O ora agravante discorda deste entendimento, sustentando, em súmula, que a ampliação do pedido peticionada pelos Autores determina, necessariamente, uma alteração, ainda que parcial, da causa de pedir, nomeadamente quanto aos danos, implicando a alegação de facto essencial à decisão da causa, que teria de ser sujeito a contraditório, pelo que nunca a ampliação em causa poderia ter lugar finda a fase dos articulados (art.ºs 273º, nº 2 e 268º do C. P. Civil).
Desde já se adianta que assiste razão ao agravante.
Efectivamente:
De harmonia com o art.º 268º do C. P. Civil, citado o Réu, a instância deve manter-se a mesma quanto às pessoas, ao pedido e à causa de pedir, salvas as possibilidades de modificação consignadas na lei.
No art.º 273º do C. P. Civil, prevê-se a possibilidade de alteração do pedido e da causa de pedir na falta de acordo, prescrevendo o nº 1 que, na falta de acordo a causa de pedir só pode ser alterada ou ampliada na réplica, se o processo a admitir, a não ser que a alteração ou ampliação seja consequência de confissão feita pelo réu e aceite pelo autor.
Quanto ao pedido, dispõe o nº 2 do preceito em referência, que pode também ser alterado ou ampliado na réplica.
E, na 2ª parte deste preceito, prescreve-se que “pode, além disso, o autor em qualquer altura, reduzir o pedido e pode ampliá-lo até ao encerramento da discussão em 1ª instância se a ampliação for o desenvolvimento ou consequência do pedido primitivo”.
Do que vem de expor-se resulta já que, nos termos dos preceitos do C. P. Civil em referência, não pode haver ampliação do pedido após a réplica, se a mesma implicar alteração da causa de pedir. (Cfr.
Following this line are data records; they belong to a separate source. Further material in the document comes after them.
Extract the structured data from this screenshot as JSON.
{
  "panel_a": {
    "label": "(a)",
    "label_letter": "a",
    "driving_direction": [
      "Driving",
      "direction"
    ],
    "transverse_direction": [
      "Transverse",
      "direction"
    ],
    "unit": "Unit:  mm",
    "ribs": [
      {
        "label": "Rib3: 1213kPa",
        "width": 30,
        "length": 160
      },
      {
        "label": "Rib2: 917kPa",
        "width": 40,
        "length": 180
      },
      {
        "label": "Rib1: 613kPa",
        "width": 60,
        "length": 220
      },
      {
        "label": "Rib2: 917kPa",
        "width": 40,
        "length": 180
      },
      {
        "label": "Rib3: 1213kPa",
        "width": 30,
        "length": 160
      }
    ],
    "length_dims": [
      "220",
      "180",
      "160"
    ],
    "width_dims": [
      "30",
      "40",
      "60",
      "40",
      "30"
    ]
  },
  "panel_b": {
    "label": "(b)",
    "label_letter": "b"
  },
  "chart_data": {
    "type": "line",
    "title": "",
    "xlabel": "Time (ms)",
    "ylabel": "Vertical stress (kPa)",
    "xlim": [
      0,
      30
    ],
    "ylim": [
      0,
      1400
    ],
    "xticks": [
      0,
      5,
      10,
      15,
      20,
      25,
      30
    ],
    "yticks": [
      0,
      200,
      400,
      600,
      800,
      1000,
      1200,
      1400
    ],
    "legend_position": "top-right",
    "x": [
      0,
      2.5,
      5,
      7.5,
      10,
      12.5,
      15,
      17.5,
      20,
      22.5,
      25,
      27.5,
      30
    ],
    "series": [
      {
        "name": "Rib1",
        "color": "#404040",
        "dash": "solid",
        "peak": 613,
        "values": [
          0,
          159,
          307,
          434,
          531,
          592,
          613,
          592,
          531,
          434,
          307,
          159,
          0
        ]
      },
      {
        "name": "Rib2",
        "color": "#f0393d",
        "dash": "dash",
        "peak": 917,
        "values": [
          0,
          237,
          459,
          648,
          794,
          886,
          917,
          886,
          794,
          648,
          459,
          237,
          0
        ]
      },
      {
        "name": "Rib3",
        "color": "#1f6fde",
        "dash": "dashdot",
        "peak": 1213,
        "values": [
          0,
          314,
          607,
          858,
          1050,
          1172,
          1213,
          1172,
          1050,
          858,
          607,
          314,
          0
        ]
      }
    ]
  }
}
Alberto dos Reis, Comentário ao Código de Processo Civil, vol. 3º, pag. 92 e segs.; Antunes Varela e outros, Manual de Processo Civil, pag. 342 e segs.)
Nesse caso, já não estaremos perante o mero “desenvolvimento ou consequência do pedido primitivo”, exigido pela última parte do art.º 273º, nº 2 do C. P. Civil.
Ora, no caso presente, como bem alega o Réu existe uma alteração, ainda que parcial, da causa de pedir, cumulando-se à causa de pedir inicial uma outra.
Na verdade, nos articulados, não foi invocado que, por causa das consequências e sequelas funcionais produzidas na Autora C..., a mesma teria necessidade de tratamentos fiosioterápicos, de correcções e intervenções cirúrgicas, para detectar ou minorar as mesmas.
E, consequentemente, também nada foi incluído na base instrutória quanto ao/s aludido/s facto/s, de forma a possibilitar ao Tribunal, provando-se, arbitrar a correspondente indemnização, relegando, se necessário, a respectiva liquidação para execução de sentença.
Em súmula:
O requerimento de ampliação do pedido englobava alteração (parcial) da causa de pedir, pelo que já não era possível ser formulado nesta acção, na fase processual em que foi apresentado, ao invés do considerado no despacho recorrido.
Procede, assim, o recurso de agravo em relação ao despacho de fls. 501 e 502, justificando-se a sua revogação.
2.2.4. Face à procedência do recurso referenciado em 1.4 do Relatório, fica, logicamente, prejudicada a apreciação do recurso subordinado interposto pelos Autores (cf. 1.9 do Relatório).
3. Nos termos e pelas razões expostas, acordam:
a) Negar provimento ao recurso interposto pelo Réu da sentença de fls. 547 e segs.
b) Conceder provimento ao recurso de agravo do Réu, do despacho de fls. 501 e 502, que, assim, se revoga,
c) Considerar prejudicado, face à decisão referida em b), o conhecimento do recurso subordinado dos Autores.
Custas pelo Réu e pelos Autores, na parte em que decaíram.
Lisboa, 12 de Novembro de 2008. – Maria Angelina Domingues (relatora) – Fernanda Martins Xavier e Nunes – António Bento São Pedro.